Recriação dos Guerreiros em Terracota de Xian chega ao Museu Nacional de História Natural

cartaz imperador qin_3O Museu Nacional de História Natural e da Ciência recebe a partir do dia 8 de maio e até 8 de julho a exposição Diálogo com o Imperador Qin, para a qual artistas dos 28 países da Comunidade Europeia, com José de Guimarães, em representação de Portugal, e três da China foram convidados a recriar guerreiros do exército em terracota de Xian, China, para uma “marcha de paz” que irá percorrer a Europa.

Ao todo são apresentadas 27 esculturas de soldados, com dois metros de altura, e que “incorpora a alma europeia”, lê-se no folheto de Xian sobre a exposição, onde se acrescenta: “um exército que vive em museus contribui para a construção de um mundo de diálogo”.

O exército de guerreiros de terracota, que rodeia e protege o imperador Qin foi encontrado em 1974, na província de Xiang, na China, onde ainda pode ser visto.

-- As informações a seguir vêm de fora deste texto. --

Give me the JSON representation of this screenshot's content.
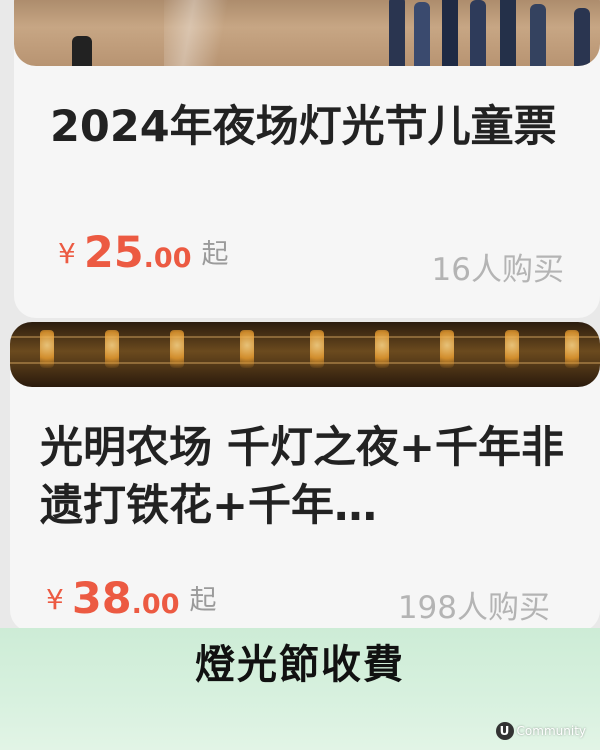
{
  "products": [
    {
      "title": "2024年夜场灯光节儿童票",
      "price": {
        "currency": "¥",
        "integer": "25",
        "decimal": ".00",
        "suffix": "起"
      },
      "sold": "16人购买",
      "photo": "people-on-plaza-image"
    },
    {
      "title": "光明农场 千灯之夜+千年非遗打铁花+千年…",
      "price": {
        "currency": "¥",
        "integer": "38",
        "decimal": ".00",
        "suffix": "起"
      },
      "sold": "198人购买",
      "photo": "lantern-night-image"
    }
  ],
  "overlay": {
    "caption": "燈光節收費"
  },
  "watermark": {
    "mark": "U",
    "text": "Community"
  },
  "colors": {
    "price": "#ec5a42",
    "sold": "#b4b4b4",
    "banner": "#d4efdb"
  }
}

Mas que exército é este? Manuel Empis de Lucena – Comissário da Exposição em Lisboa explica na introdução à exposição: 

Vamos recuar no tempo, até ao séc. III AC, quando reinava na China o Imperador Qin Shi Huangdi, considerado o mais importante Imperador da história daquele grande país, que unificou as suas fronteiras, combatendo e vencendo os generais e senhores da guerra donos de enormes regiões, que unificou a língua, moeda, os pesos e as medidas e que iniciou a construção desse extraordinário monumento que é a Grande Muralha da China.

Este Imperador, em vida, mandou construir um mausoléu, onde seria enterrado, guardado por milhares de soldados em terracota, em tamanho natural, que o defenderiam para a eternidade, que hoje se podem apreciar em Xian.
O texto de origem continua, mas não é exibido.